C'était un demi-mensonge. Profondément en lui, Tanda désirait parfois garder Balsa à ses côtés avec une passion brûlante. Ces sentiments, aussi intenses que les rayons d'un soleil d'été, avaient mué avec le temps pour ressembler à ceux de l'automne. Encore, avec le temps, les sentiments de Tanda quant à vouloir la compagnie de quelqu'un lui échappaient, comme une pendule balançant inévitablement en arrière. Dans ces moment-là, quand Torogai revenait et lui enseignait quelques tours de magic-weavers, il pouvait oublier cette solitude le cours d'un instant. Puis, soudain, Torogai s'éclipsait dans de nouvelles aventures par caprice, laissant son élève avec rien d'autres comme compagnie que ses sentiments pour Balsa. Mais tout cela allait bientôt changer avec l'arrivée du futur bébé parmi eux.

« Ah ? Je me demande ! dit Torogai alors qu'ils étaient tous les trois en train de manger. Je n'aurai probablement jamais la chance d'avoir de petits-enfants et les regarder grandir, alors. »

Balsa dût se retenir de recracher sa bouchée et Tanda faillit s'étouffer.

« Voyez ? Je ne fais que parler de ça et vous voilà déjà en train de paniquer.

- Nous ne paniquons pas, la reprit Balsa.

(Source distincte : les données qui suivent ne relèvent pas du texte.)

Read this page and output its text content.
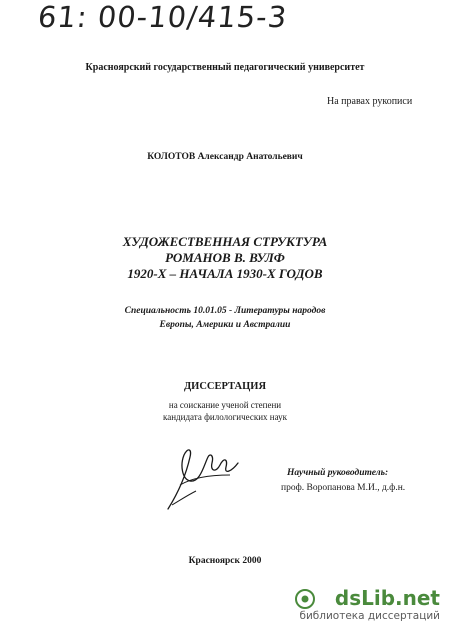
61: 00-10/415-3
Красноярский государственный педагогический университет
На правах рукописи
КОЛОТОВ Александр Анатольевич
ХУДОЖЕСТВЕННАЯ СТРУКТУРА
РОМАНОВ В. ВУЛФ
1920-Х – НАЧАЛА 1930-Х ГОДОВ
Специальность 10.01.05 - Литературы народов
Европы, Америки и Австралии
ДИССЕРТАЦИЯ
на соискание ученой степени
кандидата филологических наук
Научный руководитель:
проф. Воропанова М.И., д.ф.н.
Красноярск 2000
dsLib.net
библиотека диссертаций
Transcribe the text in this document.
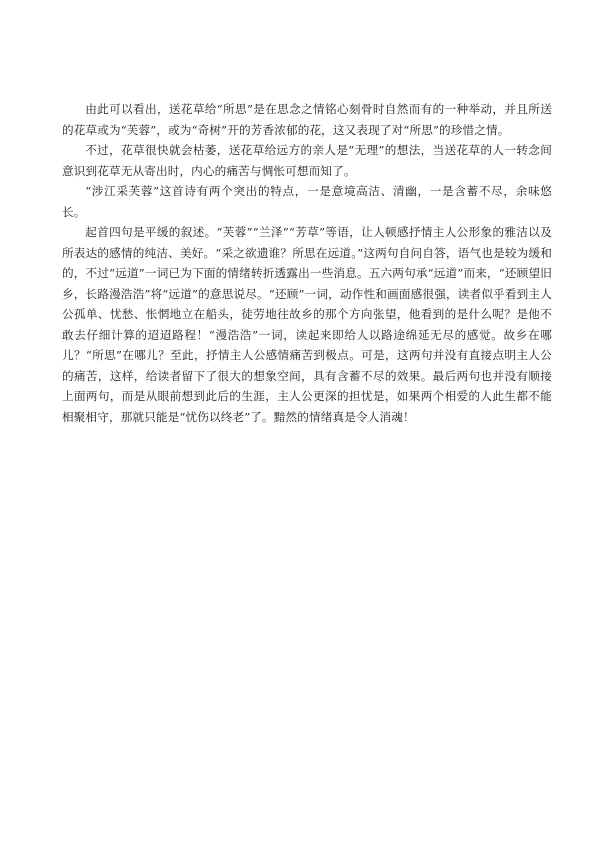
由此可以看出，送花草给“所思”是在思念之情铭心刻骨时自然而有的一种举动，并且所送的花草或为“芙蓉”，或为“奇树”开的芳香浓郁的花，这又表现了对“所思”的珍惜之情。

不过，花草很快就会枯萎，送花草给远方的亲人是“无理”的想法，当送花草的人一转念间意识到花草无从寄出时，内心的痛苦与惆怅可想而知了。

“涉江采芙蓉”这首诗有两个突出的特点，一是意境高洁、清幽，一是含蓄不尽，余味悠长。

起首四句是平缓的叙述。“芙蓉”“兰泽”“芳草”等语，让人顿感抒情主人公形象的雅洁以及所表达的感情的纯洁、美好。“采之欲遗谁？所思在远道。”这两句自问自答，语气也是较为缓和的，不过“远道”一词已为下面的情绪转折透露出一些消息。五六两句承“远道”而来，“还顾望旧乡，长路漫浩浩”将“远道”的意思说尽。“还顾”一词，动作性和画面感很强，读者似乎看到主人公孤单、忧愁、怅惘地立在船头，徒劳地往故乡的那个方向张望，他看到的是什么呢？是他不敢去仔细计算的迢迢路程！“漫浩浩”一词，读起来即给人以路途绵延无尽的感觉。故乡在哪儿？“所思”在哪儿？至此，抒情主人公感情痛苦到极点。可是，这两句并没有直接点明主人公的痛苦，这样，给读者留下了很大的想象空间，具有含蓄不尽的效果。最后两句也并没有顺接上面两句，而是从眼前想到此后的生涯，主人公更深的担忧是，如果两个相爱的人此生都不能相聚相守，那就只能是“忧伤以终老”了。黯然的情绪真是令人消魂！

- Je seconde Balsa, dit Tanda. Écoutez, maître, il y a quelque chose que nous aimerons vous faire part, Balsa et moi.

- Ah ! vous allez enfin vous marier ?! s'exclama Torogai. Enfin ! J'ai vécu assez longtemps pour voir ce jour !

- Eh, non, la coupa la lancière. Il n'y a pas de mariage en vue. »

L'enthousiasme de Torogai s'évanouit aussi vite qu'elle était arrivée.

« Ne me faites pas accroire des choses, alors !

- En fait, ce que nous essayons de vous dire, maître, reprit Tanda, c'est que vous allez avoir un futur petit-enfant, dans quelques mois. Vous allez être grand-mère ! »

Ce fut au chamane de presque s'étouffer avec sa nourriture. Torogai n'en crut pas ses oreilles.

« Vous vous moquez de moi, ce soir ?! se méfia-t-elle.

- Pour être honnête... pas du tout, termina Balsa. Tanda et moi avons déjà expérimenté les relations sexuelles, sauf que cette dernière fois, ce n'était pas prévu...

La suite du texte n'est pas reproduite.